We go to Las Vegas every
December, not to gamble or to celebrate any holiday, but to play in the US
Nationals Table Tennis Tournament held in their huge convention center.
We stay at the Westgate Hotel,
which is a short walk away, since they offer rooms to the players for only $49
a night, and don’t charge any exorbitant resort feels.
To get to the table
tennis venue, you have to wend your way through the glitzy, smoke-filled, noisy
casino.
For years we would eat
at the Paradise Café near our elevators, and far away from the casino gambling
raucous hullabaloo.
We ate there the first
day, and were pleased to find familiar, friendly servers who were thoroughly
acquainted with the menu offerings, and knew what they were doing. As we were
leaving, the maître de told us that Paradise would be lost, for it would be
closed down and replaced by Sid’s Café the following day.
Sid’s Café was totally unprepared
to open, with the majority of the waitpersons still learning what was on the menu,
how to serve, and how to use the computers.
Although the menu was
similar, the meals were not quite the same. The cost of each meal was higher,
the service was slower, and the orders delivered didn’t always match the orders
requested. However, the silverware was wrapped in linen napkins, and all
restaurant employees were garbed in drab black, funereal-looking uniforms.
You have to understand that
when you try something new and untested, there may be a chance for some
problems. You should never be the first to try either a new restaurant, or to
purchase the “new and improved” model of any electronic device when it’s first
introduced.
Some Things Last Forever
Sid’s Café sits in the
middle of the casino’s cacophonous deluge of irritable sounds, accompanied by
annoying flashing lights attempting to entice guests to come to try their luck
at any of the many gambling choices.
While Paradise Café was
devoid of these unpleasant sights and sounds, they surround you in stereo at
Sid’s. The week before Christmas, there was the added joy to the world with the
continuous playing of requisite music for the season.

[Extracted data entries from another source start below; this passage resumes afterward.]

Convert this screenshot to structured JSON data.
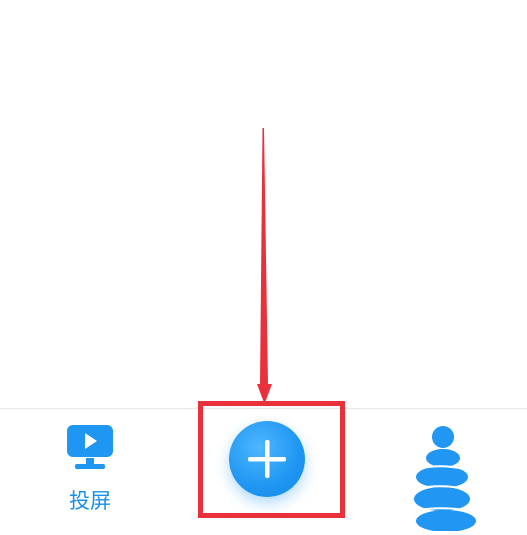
{
  "tab_bar": {
    "cast_label": "投屏",
    "add_icon": "plus-icon",
    "cast_icon": "cast-screen-icon",
    "profile_icon": "profile-avatar-icon"
  },
  "annotation": {
    "color": "#e8313b",
    "highlight_target": "add-button"
  },
  "colors": {
    "accent": "#1e96f2",
    "label": "#1a8fe6",
    "annotation": "#e8313b"
  }
}
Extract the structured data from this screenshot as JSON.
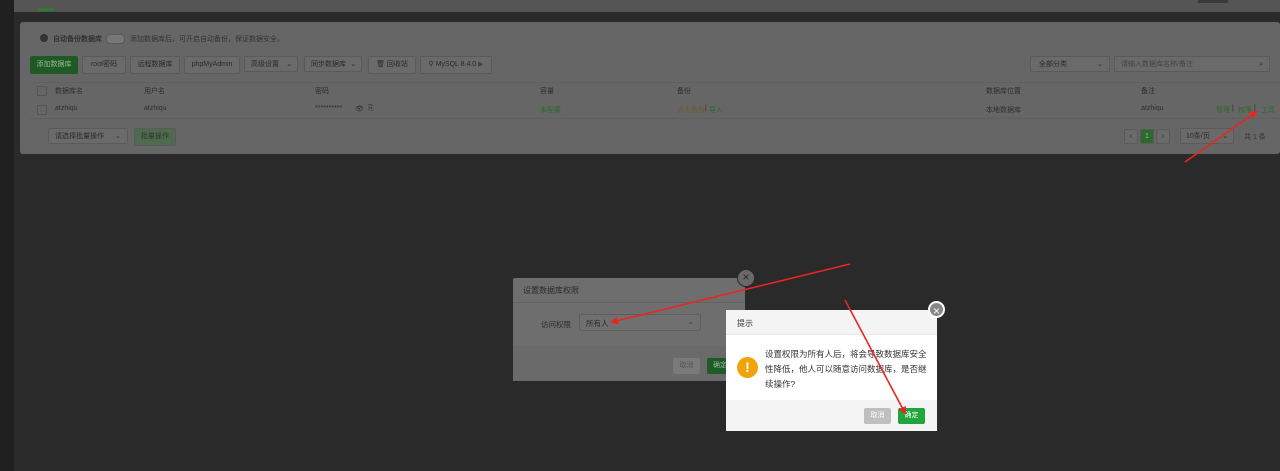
{
  "header": {
    "title_strip": ""
  },
  "notice": {
    "label": "自动备份数据库",
    "description": "添加数据库后，可开启自动备份，保证数据安全。"
  },
  "toolbar": {
    "add_db": "添加数据库",
    "root_password": "root密码",
    "remote_db": "远程数据库",
    "phpmyadmin": "phpMyAdmin",
    "advanced": "高级设置",
    "sync_db": "同步数据库",
    "recycle": "回收站",
    "mysql_version": "MySQL 8.4.0",
    "category": "全部分类",
    "search_placeholder": "请输入数据库名称/备注"
  },
  "table": {
    "headers": [
      "数据库名",
      "用户名",
      "密码",
      "容量",
      "备份",
      "数据库位置",
      "备注"
    ],
    "rows": [
      {
        "name": "atzhiqu",
        "user": "atzhiqu",
        "password": "**********",
        "capacity": "未配置",
        "backup_state": "点击备份",
        "backup_import": "导入",
        "location": "本地数据库",
        "remark": "atzhiqu",
        "actions": [
          "管理",
          "权限",
          "工具"
        ]
      }
    ]
  },
  "pagination": {
    "batch_placeholder": "请选择批量操作",
    "batch_button": "批量操作",
    "current_page": "1",
    "per_page": "10条/页",
    "total": "共 1 条"
  },
  "modal_permission": {
    "title": "设置数据库权限",
    "field_label": "访问权限",
    "field_value": "所有人",
    "cancel": "取消",
    "confirm": "确定"
  },
  "modal_prompt": {
    "title": "提示",
    "message": "设置权限为所有人后，将会导致数据库安全性降低，他人可以随意访问数据库，是否继续操作?",
    "cancel": "取消",
    "confirm": "确定"
  },
  "colors": {
    "accent_green": "#20a53a",
    "warning": "#f0a30a",
    "arrow_red": "#e8261f"
  }
}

The selections, which were
loudly played again and again and again, seemed to be designed as waterboarding
to the ears. Among the more stirring renditions played were “I Saw Mommy
Kissing Santa Claus,” “Oh By Gosh, By Golly, It’s Time for Mistletoe and
Holly,” “Deck the Halls,” “Here Comes Santa Claus,” “Jingle Bells” and “Jingle
Bell Rock.” The holiday’s name is found in other musical numbers, including “It’s
Beginning to Look a Lot Like Christmas,” “”Oh Christmas Tree,” ”I’ll Be Home
for Christmas,” Have Yourself a Merry Little Christmas,” and “Mele Kalikimaka.”
An exuberant and
boisterously loud soul sister provided the grand finale to the musical loop, by
bellowing out a song I had never heard before — “Merry Christmas, Happy New
Years to All of My Friends.” I hope to never hear it again.
Happy Birthday, La La
When I was a lad of
eight or so, the choir at our primarily Jewish elementary school was invited to
put on a December concert at a Catholic convent on the other side of town. When
my Mother discovered that the lyrics to one of the songs praised Jesus Christ,
she convinced me to substitute the words “La La,” instead of using his name.
Being a naïve boy then and not understanding why I was so instructed, I did as
I was told. I still use the revised lyrics some seventy years later whenever I
hear that music, and still sing to myself, “La La, Our Savior Was Born.”